André: Hedda Gabler, certainly because of Covid, is nowhere. The actors are spread far and wide. I don't know if I'll ever get back to it or not. And of course, we've done an Ibsen, The Master Builder, so I'm not even sure if I need to complete Hedda. Only time will tell if we work on it ever again.

Wally: The Master Builder does exist as a film.

André: If you buy the Criterion set, and of course, it would be great if you did, there are interviews that are quite extraordinary as added perks.

Wally: There are some very, very good interviews of different people about the different productions.

So much of your work has been captured on film. Designated Mourner also exists in a screen version, though it's not the production the four of you have been honing for decades now. What does it mean for you to have a record of it like the podcast?

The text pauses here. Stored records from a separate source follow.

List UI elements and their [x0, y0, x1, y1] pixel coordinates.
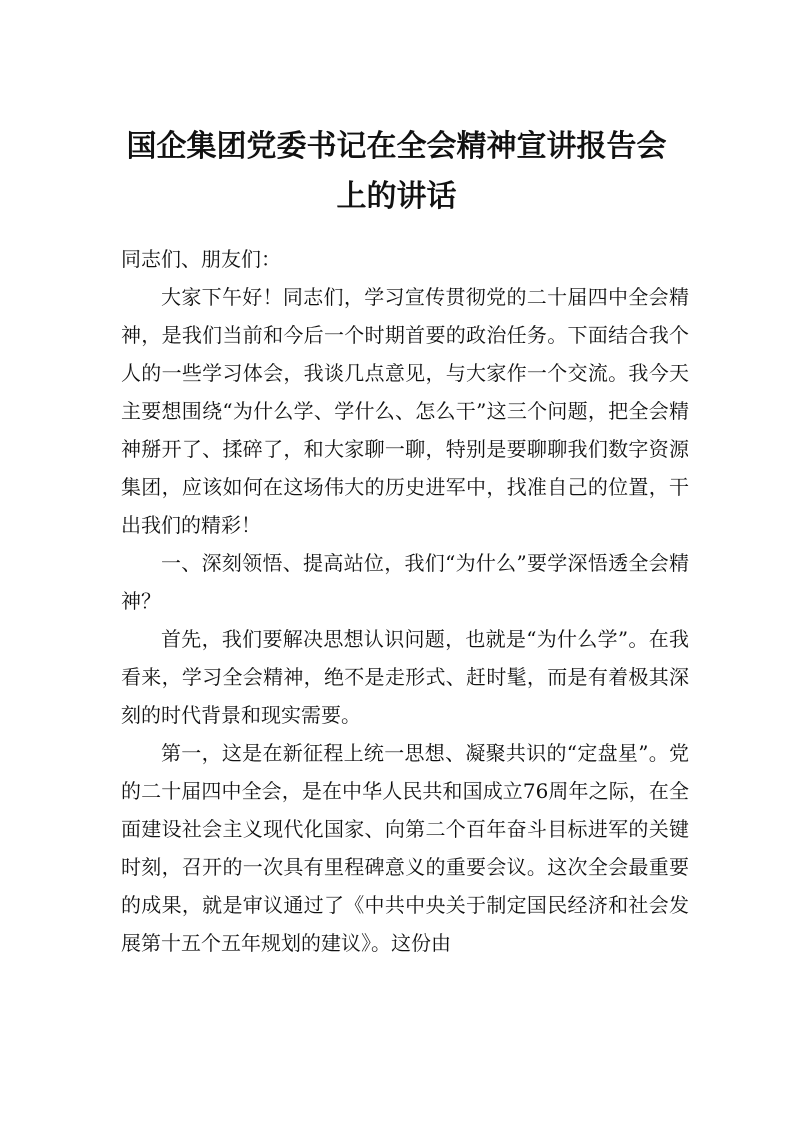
- salutation: 同志们、朋友们：: [121, 247, 281, 271]
- section-heading-1: 一、深刻领悟、提高站位，我们“为什么”要学深悟透全会精神？: [121, 551, 689, 613]
- paragraph-why-study: 首先，我们要解决思想认识问题，也就是“为什么学”。在我看来，学习全会精神，绝不是走形式、赶时髦，而是有着极其深刻的时代背景和现实需要。: [121, 627, 689, 727]
- paragraph-first-point: 第一，这是在新征程上统一思想、凝聚共识的“定盘星”。党的二十届四中全会，是在中华人民共和国成立76周年之际，在全面建设社会主义现代化国家、向第二个百年奋斗目标进军的关键时刻，召开的一次具有里程碑意义的重要会议。这次全会最重要的成果，就是审议通过了《中共中央关于制定国民经济和社会发展第十五个五年规划的建议》。这份由: [121, 741, 689, 955]
- document-title: [100, 122, 693, 222]
- document-body: [121, 240, 689, 962]
- title-line-2: 上的讲话: [336, 179, 457, 214]
- paragraph-greeting: 大家下午好！同志们，学习宣传贯彻党的二十届四中全会精神，是我们当前和今后一个时期首要的政治任务。下面结合我个人的一些学习体会，我谈几点意见，与大家作一个交流。我今天主要想围绕“为什么学、学什么、怎么干”这三个问题，把全会精神掰开了、揉碎了，和大家聊一聊，特别是要聊聊我们数字资源集团，应该如何在这场伟大的历史进军中，找准自己的位置，干出我们的精彩！: [121, 285, 689, 537]
- title-line-1: 国企集团党委书记在全会精神宣讲报告会: [126, 129, 667, 164]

Wally: For me…Well, obviously, André and I are both older than you.

André: Only if you combine our ages.

Wally: But we both think a certain amount about the unfair reality that we may pass from the list of living humans. Some people don't care. I'm not sure that André cares. I care.

André: I care.

Wally: Not about death itself, but about what I've done after my death. I do care about that, at the moment. I won't when that time comes. But I loved the idea that our productions, in this form, are going to live forever. Which is a privilege that theater artists rarely have. It's wonderful, to me, to have this version of our many years of work out there. And as long as anybody cares, it'll be there.